Умерла она несколько месяцев назад. А сидеть ему оставалось год с небольшим. И вот-вот должен был быть приказ о расконвоировании, и он стал бы жить не в зоне, а «на поселении», на окраине Райцентра. Ведь он последних три года хорошо работал, и фото его висело на Доске почета. Но умерла мама, и жизнь потеряла смысл. И что-то сломалось внутри него. Ночью. Он помнил даже то мгновение. Как это произошло. Вдруг проснулся, плавно от толчка в живот, открыл глаза и смотрел на нары над головой. Долго смотрел не мигая. В ромбовидное сплетение панцирной сетки. И вдруг завыл, страшно, как собака. И уже потом (избитый злыми, перепуганными воем, ненавидящими слабость и презирающими дешевку людьми, смердящими матом, ухающими кулаками в голову, в пах, во что попало) затих. Затаился. Решил. И опять побежал. И теперь в видениях была какая-то река, на берегу люди, почти все те, кого он знал и не знал. Люди. Смотрят на него. Он плывет. К ним. А они почему-то машут ему руками, как в «Броненосце «Потемкине», который крутили по праздникам. Кадр из фильма запомнился, стал памятью. Люди машут руками с дебаркадера, много людей. Машут, машут, а он плывет, чувствуя, что течение его то ли относит, то ли протаскивает мимо того берега. И среди этих скорбно стоящих женщин на берегу отчужденно и грустно стоит мама, но не машет. Смотрит. А он гребет к ней, понимая, что уносит его окончательно, бесповоротно, чувствует, что осталось совсем немного. И не может преодолеть именно этого «немногого». Тонет.
Гудела земля. Уже в третий раз гудела. Третий состав. А их все нет. Прошло уже много времени. Никого. Воскресенье? Нет, просто ехать далеко. Приедут.
С грохотом, метрах в десяти, по рельсам с севера на юг катились вагоны. Медленно, один за другим, в гору: цистерны с нефтью, пульманы, уборочные машины, поставленные одна на другую…
Он вдруг без особого напряжения увидел то, что видел много раз, сидя в сарае, прилипая к щели в нем: равнодушное, усталое лицо машиниста, восседающего на ревущей дизельной громаде, частичка этой громадины, винтик от этой громадины, отупевший оттого, что все время прямо, прямо… И не повернуть, никогда уже не повернуть, потому что рельсы.

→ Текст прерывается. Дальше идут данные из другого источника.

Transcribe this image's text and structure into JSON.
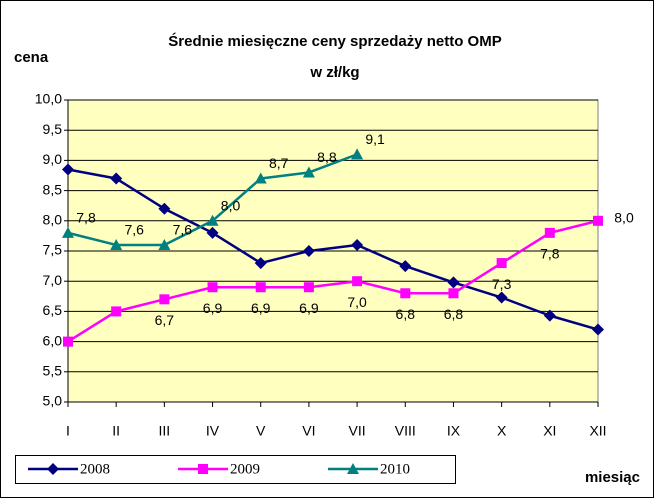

С севера на юг. Он увидел, как машинист прикуривает, бросает спичку в окно, спичка летит, планирует, покачивается в воздухе, падает, скатывается с насыпи. Машинист смотрит перед собой, мимо него, скрючившегося перед щелкой в угольном сарае, в ворованном пиджаке, ставшем теперь черным и никуда не годным. А машинист тот все курит. Вот… Докурил, поставил бычок между средним и большим пальцем и дал щелбан. Бычок полетел в сторону сарая, упал в траву. Виден даже дымок из травы. Близко. До головокружения близко. И нельзя.